Johann Sebastian Bach Composer
Capriccio on the Departing of his Most Beloved Brother in Bb, BWV992
Musicology:The Capriccio for keyboard in B flat major, BWV 992, described by its composer J.S. Bach as a "Capriccio sopra la lontananza del fratello dilettissimo" (Capriccio on the departure [absence] of his most dear brother), is among the earliest surviving Bach keyboard works and was probably composed around the time of his brother Jacob's entrance into the service of King Charles XII of Sweden in 1704. It also boasts the distinction of being a unique example of Bach trying his hand at a programmatic, or at least semi-programmatic, kind of writing. Each of its six movements—some of which are substantial, others quite brief—is prefaced by a few words that describe its place in the collective drama of the brother departing.
Capriccio on the Departing of his Most Beloved Brother in Bb, BWV992Key: Bb
Genre: Other Keyboard
Pr. Instrument: Harpsichord
- 1.Arioso (Adagio): Ist eine Schmeichelung der Freunde, um denselben von seiner Reise abzuhalten (His friends try to persuade him not to undertake the journey)
- 2.Andante: Ist eine Vorstellung unterschiedlicher Casuum, die ihm in der Fremde konnten vorfallen (They tell him of the various misfortunes that may befall him abroad)
- 3.Adagiosissimo: Ist ein allgemeines Lamento der Freunde (The general lament of his friends)
- 4.Allhier kommen die Freunde (weil sie doch sehen, daß es sanders nicht sein kann) und nehmen Abschied (His friends come, since they see that it must be, and take leave of him)
- 5.Allegro poco: Aria di Postiglione
- 6.Fuga all' imitatione della cornetta di Postiglione
In the opening "Arioso" (Adagio), a group of loving friends tries to talk the brother out of his journey and in the semi-fugal G minor second movement (no tempo marking, but clearly an Andante-type movement) they continue their efforts by describing all the various catastrophes that could befall him on his way. The third movement is a chaconne in which the repeating bass pattern is played 12 times in all, changing a little each time and growing more active as it goes; just one upper voice is notated, but Bach has provided some figured bass indications to fill out some of the texture.
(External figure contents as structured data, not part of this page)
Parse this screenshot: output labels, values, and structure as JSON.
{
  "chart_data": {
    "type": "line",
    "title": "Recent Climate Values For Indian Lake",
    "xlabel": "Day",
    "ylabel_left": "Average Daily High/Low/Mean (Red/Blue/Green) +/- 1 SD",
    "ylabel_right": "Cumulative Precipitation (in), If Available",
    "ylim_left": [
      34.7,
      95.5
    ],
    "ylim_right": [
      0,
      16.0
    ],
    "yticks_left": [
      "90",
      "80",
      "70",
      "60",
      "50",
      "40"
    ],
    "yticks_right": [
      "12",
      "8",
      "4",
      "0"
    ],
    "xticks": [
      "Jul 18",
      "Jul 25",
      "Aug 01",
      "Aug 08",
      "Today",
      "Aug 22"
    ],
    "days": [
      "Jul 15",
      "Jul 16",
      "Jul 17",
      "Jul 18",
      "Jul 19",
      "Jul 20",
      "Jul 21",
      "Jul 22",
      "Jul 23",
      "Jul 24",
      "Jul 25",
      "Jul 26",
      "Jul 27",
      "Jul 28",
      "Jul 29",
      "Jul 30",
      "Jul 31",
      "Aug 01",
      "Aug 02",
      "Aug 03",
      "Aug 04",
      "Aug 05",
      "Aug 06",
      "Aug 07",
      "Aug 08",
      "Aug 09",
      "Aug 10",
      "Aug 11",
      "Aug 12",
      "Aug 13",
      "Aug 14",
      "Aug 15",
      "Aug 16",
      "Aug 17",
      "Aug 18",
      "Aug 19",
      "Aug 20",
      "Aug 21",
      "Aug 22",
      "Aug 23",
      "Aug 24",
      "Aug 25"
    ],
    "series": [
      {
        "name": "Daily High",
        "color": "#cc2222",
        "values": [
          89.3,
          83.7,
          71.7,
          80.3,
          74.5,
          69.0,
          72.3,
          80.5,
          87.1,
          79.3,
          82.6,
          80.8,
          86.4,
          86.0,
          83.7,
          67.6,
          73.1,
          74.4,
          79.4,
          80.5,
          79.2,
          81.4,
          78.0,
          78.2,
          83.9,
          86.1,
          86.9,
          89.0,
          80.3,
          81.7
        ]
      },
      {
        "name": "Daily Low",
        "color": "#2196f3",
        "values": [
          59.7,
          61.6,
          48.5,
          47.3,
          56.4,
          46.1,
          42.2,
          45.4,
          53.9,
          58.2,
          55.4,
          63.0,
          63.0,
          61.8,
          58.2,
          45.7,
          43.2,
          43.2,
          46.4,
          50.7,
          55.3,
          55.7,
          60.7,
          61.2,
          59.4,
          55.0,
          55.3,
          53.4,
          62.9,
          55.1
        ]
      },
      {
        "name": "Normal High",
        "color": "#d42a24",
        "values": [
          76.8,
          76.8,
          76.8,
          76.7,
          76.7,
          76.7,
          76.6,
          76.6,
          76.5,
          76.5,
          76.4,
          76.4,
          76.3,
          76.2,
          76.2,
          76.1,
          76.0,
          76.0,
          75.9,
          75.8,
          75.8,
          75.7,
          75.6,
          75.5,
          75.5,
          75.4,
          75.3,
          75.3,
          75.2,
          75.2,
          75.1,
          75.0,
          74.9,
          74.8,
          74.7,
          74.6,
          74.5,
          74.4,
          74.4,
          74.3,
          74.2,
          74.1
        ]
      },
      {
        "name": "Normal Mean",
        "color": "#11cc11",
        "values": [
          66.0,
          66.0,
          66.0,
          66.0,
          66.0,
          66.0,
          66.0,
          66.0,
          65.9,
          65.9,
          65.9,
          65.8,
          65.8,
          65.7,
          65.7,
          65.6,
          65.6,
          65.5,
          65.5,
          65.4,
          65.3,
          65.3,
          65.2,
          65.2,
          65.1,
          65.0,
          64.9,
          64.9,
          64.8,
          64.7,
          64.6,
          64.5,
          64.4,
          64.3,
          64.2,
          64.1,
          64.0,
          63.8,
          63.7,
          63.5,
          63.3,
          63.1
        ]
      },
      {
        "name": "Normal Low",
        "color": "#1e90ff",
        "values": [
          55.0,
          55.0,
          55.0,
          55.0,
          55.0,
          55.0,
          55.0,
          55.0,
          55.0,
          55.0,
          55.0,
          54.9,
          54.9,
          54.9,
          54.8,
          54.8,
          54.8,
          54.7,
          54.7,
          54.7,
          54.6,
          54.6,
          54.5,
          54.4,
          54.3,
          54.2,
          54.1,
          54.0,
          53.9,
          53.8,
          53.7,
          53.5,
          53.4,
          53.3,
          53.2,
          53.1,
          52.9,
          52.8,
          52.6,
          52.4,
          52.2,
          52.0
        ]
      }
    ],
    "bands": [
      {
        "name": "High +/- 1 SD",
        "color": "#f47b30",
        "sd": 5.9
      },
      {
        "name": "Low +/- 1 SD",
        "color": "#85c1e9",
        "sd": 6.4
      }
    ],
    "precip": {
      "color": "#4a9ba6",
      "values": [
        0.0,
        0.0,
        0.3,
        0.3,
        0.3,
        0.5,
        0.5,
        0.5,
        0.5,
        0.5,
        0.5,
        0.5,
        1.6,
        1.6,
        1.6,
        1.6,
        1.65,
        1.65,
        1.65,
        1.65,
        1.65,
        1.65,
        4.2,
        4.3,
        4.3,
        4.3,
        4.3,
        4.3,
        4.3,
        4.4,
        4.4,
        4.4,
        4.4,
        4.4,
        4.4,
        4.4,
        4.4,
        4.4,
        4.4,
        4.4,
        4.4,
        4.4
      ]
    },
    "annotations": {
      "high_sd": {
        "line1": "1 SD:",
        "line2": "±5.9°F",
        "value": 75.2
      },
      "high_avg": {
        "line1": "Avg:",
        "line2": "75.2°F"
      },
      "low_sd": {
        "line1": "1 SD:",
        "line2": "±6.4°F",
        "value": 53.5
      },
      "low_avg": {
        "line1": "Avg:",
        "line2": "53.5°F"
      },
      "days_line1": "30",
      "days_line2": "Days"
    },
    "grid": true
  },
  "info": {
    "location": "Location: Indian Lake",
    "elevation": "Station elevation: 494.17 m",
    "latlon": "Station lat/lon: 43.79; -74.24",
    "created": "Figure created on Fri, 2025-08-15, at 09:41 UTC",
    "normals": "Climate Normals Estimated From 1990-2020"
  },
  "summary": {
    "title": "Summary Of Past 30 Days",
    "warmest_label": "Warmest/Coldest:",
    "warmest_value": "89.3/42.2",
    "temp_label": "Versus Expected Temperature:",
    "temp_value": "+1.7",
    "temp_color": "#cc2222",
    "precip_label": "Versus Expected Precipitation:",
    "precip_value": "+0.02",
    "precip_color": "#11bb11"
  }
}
By the time one has reached the slender, 11-bar fourth movement the friends have resigned themselves to the fact of the brother's departure and bid him farewell as the music gropes its way back to the home key of B flat major, by way of some benign chromatic action. An "Aria di Postiglione" (Postilion's Aria; Adagio poco) fully partakes of this rich B flat major broth, and the Capriccio concludes with a fugue built from a brass fanfare-type subject.